GoogleCloudPlatform / ml-design-patterns

Source code accompanying O'Reilly book: Machine Learning Design Patterns
Apache License 2.0
1.89k stars 532 forks source link

Chapter 5: Continued Evaluation: Dataset Access, EarlyStopping, Evaluation #10

Closed mshearer0 closed 4 years ago

mshearer0 commented 4 years ago
  1. The munn-sandbox is not publically available so the txtcls is not available.

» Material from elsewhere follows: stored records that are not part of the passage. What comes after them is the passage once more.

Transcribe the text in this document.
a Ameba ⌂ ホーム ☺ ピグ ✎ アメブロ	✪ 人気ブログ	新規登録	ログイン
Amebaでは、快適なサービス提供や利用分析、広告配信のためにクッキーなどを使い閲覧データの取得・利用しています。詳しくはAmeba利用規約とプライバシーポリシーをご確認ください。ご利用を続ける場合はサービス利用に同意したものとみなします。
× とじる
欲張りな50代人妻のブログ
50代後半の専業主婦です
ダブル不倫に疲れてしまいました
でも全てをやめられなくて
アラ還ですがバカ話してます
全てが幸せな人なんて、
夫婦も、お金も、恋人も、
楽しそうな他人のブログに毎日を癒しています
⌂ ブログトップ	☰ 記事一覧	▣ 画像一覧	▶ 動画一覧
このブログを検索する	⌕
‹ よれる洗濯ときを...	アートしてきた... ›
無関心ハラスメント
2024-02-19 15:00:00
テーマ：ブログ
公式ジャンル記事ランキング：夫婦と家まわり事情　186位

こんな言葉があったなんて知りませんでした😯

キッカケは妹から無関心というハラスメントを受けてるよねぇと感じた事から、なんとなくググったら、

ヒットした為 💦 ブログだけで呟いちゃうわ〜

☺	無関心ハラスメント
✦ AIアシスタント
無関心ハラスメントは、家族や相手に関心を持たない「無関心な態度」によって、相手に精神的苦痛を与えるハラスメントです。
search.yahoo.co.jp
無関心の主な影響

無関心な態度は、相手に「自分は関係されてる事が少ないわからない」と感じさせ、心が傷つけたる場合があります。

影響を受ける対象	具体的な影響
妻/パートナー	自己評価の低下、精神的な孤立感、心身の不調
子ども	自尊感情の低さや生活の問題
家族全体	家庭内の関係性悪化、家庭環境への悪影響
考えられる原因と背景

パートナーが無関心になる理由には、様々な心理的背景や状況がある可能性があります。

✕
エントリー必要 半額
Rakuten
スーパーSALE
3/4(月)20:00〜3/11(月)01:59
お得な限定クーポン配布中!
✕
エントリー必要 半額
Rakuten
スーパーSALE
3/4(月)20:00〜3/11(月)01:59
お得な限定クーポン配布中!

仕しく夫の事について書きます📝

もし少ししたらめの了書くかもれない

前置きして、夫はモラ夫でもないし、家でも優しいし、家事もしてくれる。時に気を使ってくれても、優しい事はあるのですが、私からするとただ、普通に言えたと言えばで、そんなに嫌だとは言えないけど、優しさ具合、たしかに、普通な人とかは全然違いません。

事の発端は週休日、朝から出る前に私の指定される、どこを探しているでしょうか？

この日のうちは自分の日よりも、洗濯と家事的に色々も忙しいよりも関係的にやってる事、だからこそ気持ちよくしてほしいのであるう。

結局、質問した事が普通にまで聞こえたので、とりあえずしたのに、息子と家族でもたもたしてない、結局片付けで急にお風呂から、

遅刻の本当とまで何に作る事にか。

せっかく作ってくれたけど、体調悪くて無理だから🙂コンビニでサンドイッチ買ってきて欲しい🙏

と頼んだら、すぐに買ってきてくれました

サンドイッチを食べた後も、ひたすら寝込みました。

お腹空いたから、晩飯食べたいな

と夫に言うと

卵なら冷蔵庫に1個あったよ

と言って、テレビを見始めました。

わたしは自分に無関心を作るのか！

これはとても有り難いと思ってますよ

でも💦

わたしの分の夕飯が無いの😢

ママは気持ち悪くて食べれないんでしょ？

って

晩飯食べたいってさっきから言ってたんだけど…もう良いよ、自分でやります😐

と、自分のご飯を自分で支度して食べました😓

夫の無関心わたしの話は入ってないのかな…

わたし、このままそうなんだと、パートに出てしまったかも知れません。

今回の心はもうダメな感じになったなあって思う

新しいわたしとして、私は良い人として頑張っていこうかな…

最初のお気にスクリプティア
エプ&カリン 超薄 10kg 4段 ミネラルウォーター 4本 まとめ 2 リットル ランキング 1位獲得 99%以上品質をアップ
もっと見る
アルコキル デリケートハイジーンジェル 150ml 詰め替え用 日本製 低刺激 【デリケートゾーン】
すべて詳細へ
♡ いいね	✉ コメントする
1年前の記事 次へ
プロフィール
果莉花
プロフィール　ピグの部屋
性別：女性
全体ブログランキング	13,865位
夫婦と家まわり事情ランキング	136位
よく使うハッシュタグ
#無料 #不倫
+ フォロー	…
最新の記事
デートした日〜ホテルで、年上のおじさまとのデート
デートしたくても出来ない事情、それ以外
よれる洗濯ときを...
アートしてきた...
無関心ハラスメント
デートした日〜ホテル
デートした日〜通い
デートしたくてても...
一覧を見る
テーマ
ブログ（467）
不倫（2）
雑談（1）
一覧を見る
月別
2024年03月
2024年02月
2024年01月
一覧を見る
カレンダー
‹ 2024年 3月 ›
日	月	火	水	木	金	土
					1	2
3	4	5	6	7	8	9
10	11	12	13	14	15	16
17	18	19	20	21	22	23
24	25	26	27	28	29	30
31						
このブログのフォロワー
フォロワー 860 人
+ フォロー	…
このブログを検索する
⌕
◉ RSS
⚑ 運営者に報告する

I created using code from: https://datalab.office.datisan.com.au/notebooks/training-data-analyst/blogs/textclassification/txtcls.ipynb

as:

query=""" SELECT source, REGEXP_REPLACE(title, '[^a-zA-Z0-9 $.-]', ' ') AS title FROM (SELECT ARRAY_REVERSE(SPLIT(REGEXP_EXTRACT(url, '.://(.[^/]+)/'), '.'))[OFFSET(1)] AS source, title FROM bigquery-public-data.hacker_news.stories WHERE REGEXP_CONTAINS(REGEXP_EXTRACT(url, '.://(.[^/]+)/'), '.com$') AND LENGTH(title) > 10 ) WHERE (source = 'github' OR source = 'nytimes' OR source = 'techcrunch') """

from google.cloud import bigquery client = bigquery.Client() df = client.query(query).to_dataframe() df.to_csv('titles_full.csv', header=False, index=False, encoding='utf-8', sep=',')

I had to swap the column order: COLUMNS = ['source', 'title']

  1. With EarlyStopping enabled training finished after just 2 Epochs

callbacks=[EarlyStopping(), TensorBoard(model_dir)],

without it loss was minimised after 20.

  1. Evaluation job section is 'to-do':

"some stuff here about setting up Eval jobs"

mshearer0 commented 4 years ago

Closed as new version updated since download